On Sun, 2005-12-04 at 18:13 +0100, Jo wrote:
> Alan Gutierrez wrote:
> 
> >I'd like to install SpamAssassin in Postfix to filter spam for a
> >Domino mail server. I'd like to use Bayesian filtering.
> >
> >How have people solved the problem of training the filter with user
> >feedback when SpamAssassin is running at the MTA?
> >
> >The idea I'm entertaining is wrapping spam messages, delivering them
> >as attachments, which SA will do already, and having a Reply-To
> >address of "mistakes@mail.domain.com", or if it is a false negative,
> >forward the unwrapped message to "mistakes@mail.domain.com".
> >
> >Then the MTA can teach SA that bit of mail.
> >
> >Any insight would be greatly appreciated.
> >
> >--
> >Alan Gutierrez - alan@engrm.com - http://engrm.com/blogometer
> >  
> >
> Hi Alan,
> 
> What you describe is exactly what we are doing here. 
> Postfix/Amavisd-new/Spamassassin filters the mail before it's relayed 
> onto the domino mail server. We created two extra mail boxes, one for 
> spam and one for ham. Two buttons were added to the user interface which 
> move the messages to these boxes respectively. Then we switched on POP 
> on the Notes server. We use kmail to fetch the mails and they 
> automagically get converted to the standard mailbox format again. (while 
> in Notes, they are stored in a proprietary Notes format). Once you 
> locate the kmail mailboxes it becomes trivial to write a script to 
> process them with sa-learn.
> A manual step is involved though. Maybe it's possible to automate it 
> entirely with another mail client instead of kmail. I like to have a 
> look at what people tag as spam though, before it gets learned.

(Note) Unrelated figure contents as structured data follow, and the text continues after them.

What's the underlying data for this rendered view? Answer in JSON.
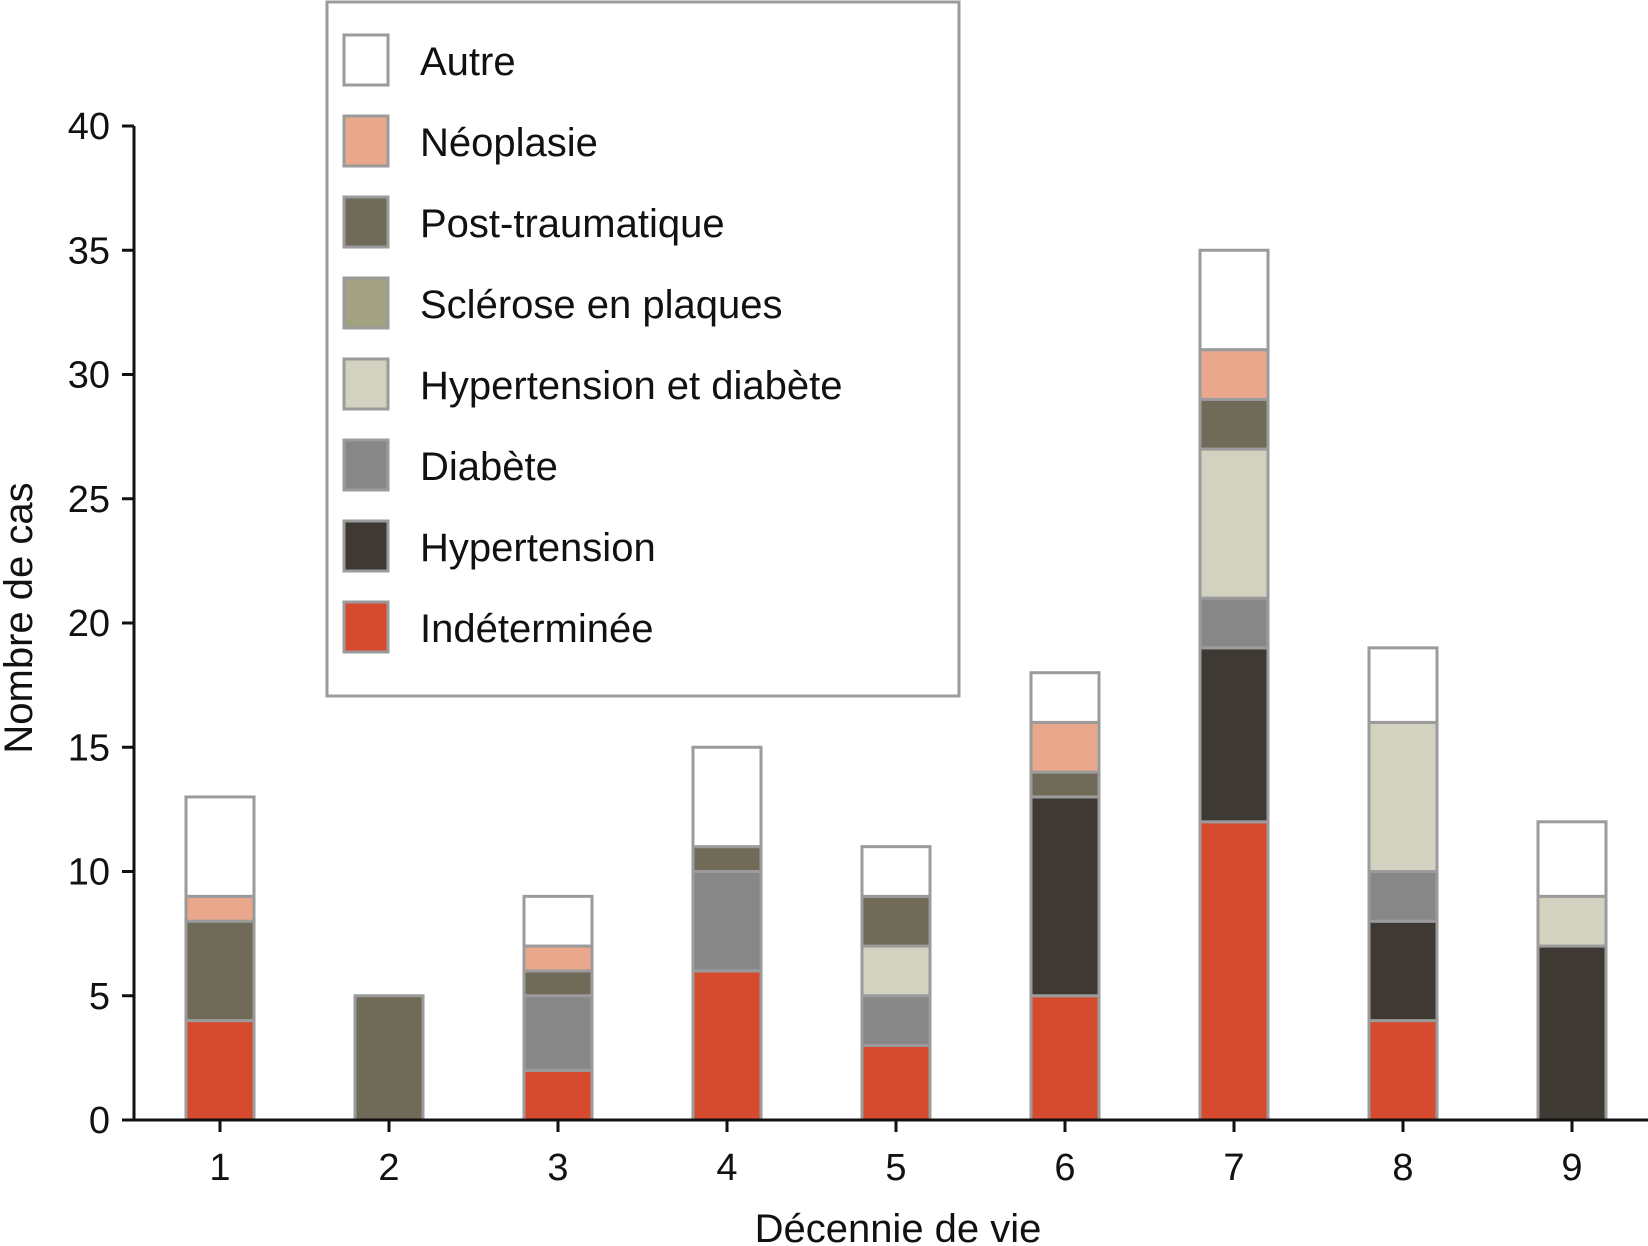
{
  "chart_data": {
    "type": "bar",
    "stacked": true,
    "title": "",
    "xlabel": "Décennie de vie",
    "ylabel": "Nombre de cas",
    "categories": [
      "1",
      "2",
      "3",
      "4",
      "5",
      "6",
      "7",
      "8",
      "9"
    ],
    "ylim": [
      0,
      40
    ],
    "yticks": [
      "0",
      "5",
      "10",
      "15",
      "20",
      "25",
      "30",
      "35",
      "40"
    ],
    "grid": false,
    "legend_position": "top-left",
    "bar_border_color": "#9b9b9b",
    "series": [
      {
        "name": "Indéterminée",
        "color": "#d64b2f",
        "values": [
          4,
          0,
          2,
          6,
          3,
          5,
          12,
          4,
          0
        ]
      },
      {
        "name": "Hypertension",
        "color": "#3e3a33",
        "values": [
          0,
          0,
          0,
          0,
          0,
          8,
          7,
          4,
          7
        ]
      },
      {
        "name": "Diabète",
        "color": "#878787",
        "values": [
          0,
          0,
          3,
          4,
          2,
          0,
          2,
          2,
          0
        ]
      },
      {
        "name": "Hypertension et diabète",
        "color": "#d3d2c1",
        "values": [
          0,
          0,
          0,
          0,
          2,
          0,
          6,
          6,
          2
        ]
      },
      {
        "name": "Sclérose en plaques",
        "color": "#a2a182",
        "values": [
          0,
          0,
          0,
          0,
          0,
          0,
          0,
          0,
          0
        ]
      },
      {
        "name": "Post-traumatique",
        "color": "#6f6b58",
        "values": [
          4,
          5,
          1,
          1,
          2,
          1,
          2,
          0,
          0
        ]
      },
      {
        "name": "Néoplasie",
        "color": "#e9a88c",
        "values": [
          1,
          0,
          1,
          0,
          0,
          2,
          2,
          0,
          0
        ]
      },
      {
        "name": "Autre",
        "color": "#ffffff",
        "values": [
          4,
          0,
          2,
          4,
          2,
          2,
          4,
          3,
          3
        ]
      }
    ]
  }
}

This is similar to what people do with MS Exchange servers. Check the
archives for "Exchange". To automate the process, you can use
'fetchmail' to retrieve the mail via POP or IMAP and send it to
sa-learn.

For example, in /etc/postfix/aliases, setup two aliases:

# For auto-learning spam/ham
spamlearn:      "|/usr/bin/sa-learn -u amavis --spam --no-sync"
hamlearn:       "|/usr/bin/sa-learn -u amavis --ham --no-sync"

Then in /etc/crontab:

15 * * * * root /usr/bin/fetchmail -s -f /etc/postfix/fetchmail-ham
45 * * * * root /usr/bin/fetchmail -s -f /etc/postfix/fetchmail-spam

The fetchmail scripts look like this:

# Configuration created Thu Dec  4 10:00:49 PST 2003
set no bouncemail
set no spambounce
set properties ""
defaults proto imap
poll mymail.server proto imap
 user "myuser" pass "mypasswd"
  is spamlearn here folder "spammailbox" fetchall no rewrite

This combination will run fetchmail once an hour, grab mail from
spammailbox on mymail.server and send to spamlearn on the filter
box, which in turn gets passed to sa-learn via the aliases file.